Suarsburuhnews.com – Pangkalan Kerinci – Tenaga honorer dilingkungan Pemkab Pelalawan saat ini berkisar 5000 lebih dengan anggaran 2016 mencapai Rp.150 miliar yang dinilai boros. Pemkab Pelalawan pada tahun 2016 akan mulai mengevaluasi seluruh tenaga honorer.

” Kita akan evaluasi tenaga honorer yang ada di SKPD. Ke depan kita hanya akan mengutamakan kebutuhan Dinas sesuai kemampuan dan keahlian. Bayangkan saja anggran untuk tenaga honor 2016 saja mencapai Rp.150 Miliar. Inikan namanya pemborosan. Kita akan evaluasi semua SKPD,” tegas Bupati HM. Harris kepada awak media di salah satu rumah makan di Pangkalan Kerinci, Senin (28/12/15).
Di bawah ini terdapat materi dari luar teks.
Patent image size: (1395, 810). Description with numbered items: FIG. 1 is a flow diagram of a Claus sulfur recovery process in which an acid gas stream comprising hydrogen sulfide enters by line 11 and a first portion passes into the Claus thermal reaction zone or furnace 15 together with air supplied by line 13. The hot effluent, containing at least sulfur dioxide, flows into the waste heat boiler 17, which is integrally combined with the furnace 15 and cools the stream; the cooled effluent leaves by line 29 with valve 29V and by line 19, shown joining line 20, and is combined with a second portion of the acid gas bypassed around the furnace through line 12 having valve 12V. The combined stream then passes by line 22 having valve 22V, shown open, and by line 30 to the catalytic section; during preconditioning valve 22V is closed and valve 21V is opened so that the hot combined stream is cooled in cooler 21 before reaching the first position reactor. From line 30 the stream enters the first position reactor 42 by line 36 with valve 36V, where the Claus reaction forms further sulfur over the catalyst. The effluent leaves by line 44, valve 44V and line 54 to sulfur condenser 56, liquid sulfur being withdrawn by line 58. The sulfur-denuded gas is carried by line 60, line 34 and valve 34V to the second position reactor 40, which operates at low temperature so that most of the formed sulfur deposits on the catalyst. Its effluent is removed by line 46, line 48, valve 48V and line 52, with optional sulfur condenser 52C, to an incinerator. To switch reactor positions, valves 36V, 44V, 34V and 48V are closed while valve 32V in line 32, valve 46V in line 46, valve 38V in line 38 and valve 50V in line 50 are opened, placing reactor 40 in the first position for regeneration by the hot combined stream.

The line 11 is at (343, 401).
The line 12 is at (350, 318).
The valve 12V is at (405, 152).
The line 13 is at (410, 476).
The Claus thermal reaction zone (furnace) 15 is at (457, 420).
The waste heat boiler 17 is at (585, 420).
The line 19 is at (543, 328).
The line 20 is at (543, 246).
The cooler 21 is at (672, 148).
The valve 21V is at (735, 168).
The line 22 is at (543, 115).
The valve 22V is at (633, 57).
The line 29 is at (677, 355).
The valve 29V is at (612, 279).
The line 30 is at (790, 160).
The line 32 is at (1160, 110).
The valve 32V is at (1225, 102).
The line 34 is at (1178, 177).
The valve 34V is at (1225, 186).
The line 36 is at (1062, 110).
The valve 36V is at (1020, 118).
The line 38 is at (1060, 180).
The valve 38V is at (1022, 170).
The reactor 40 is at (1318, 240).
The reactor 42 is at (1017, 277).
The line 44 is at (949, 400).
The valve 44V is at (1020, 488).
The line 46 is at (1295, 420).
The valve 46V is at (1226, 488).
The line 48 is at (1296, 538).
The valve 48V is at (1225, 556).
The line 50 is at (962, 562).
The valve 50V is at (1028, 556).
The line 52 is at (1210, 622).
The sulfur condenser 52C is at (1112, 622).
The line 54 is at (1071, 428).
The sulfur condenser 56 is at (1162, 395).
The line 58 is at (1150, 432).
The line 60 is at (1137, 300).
BACA :  Pimpinan DPR Yakin RUU Otsus Papua Selesai Tahun Ini

Dikatakan Bupati, tenaga honor sesuai kebutuhan kontrak. Kita akan berlakukan Januari 2016 nanti. ” Kalau kontraknya habis akan kita putuskan kontraknya setelah dievaluasi.Termasuk juga guru, kalau dianggap tidak dibutuhkan dan tidak punya kemampuan tentu akan di evaluasi,” sebut Harris.

Menurut Harris, dirinya mendapat laporan, banyak tenaga honorer yang tidak efektif. Artinya, penempatan tenaga honor, tidak sesuai dengan bidang ilmu dan kebutuhan SKPD. ” Kalau kerjanya gak ada, itu namanya jelas pemborosan. Ini yang harus kita evaluasi. Apalagi, kontrak tenaga honor, sampai Desember ini, Januari depan harus kontrak baru lagi,” kata Harris lagi.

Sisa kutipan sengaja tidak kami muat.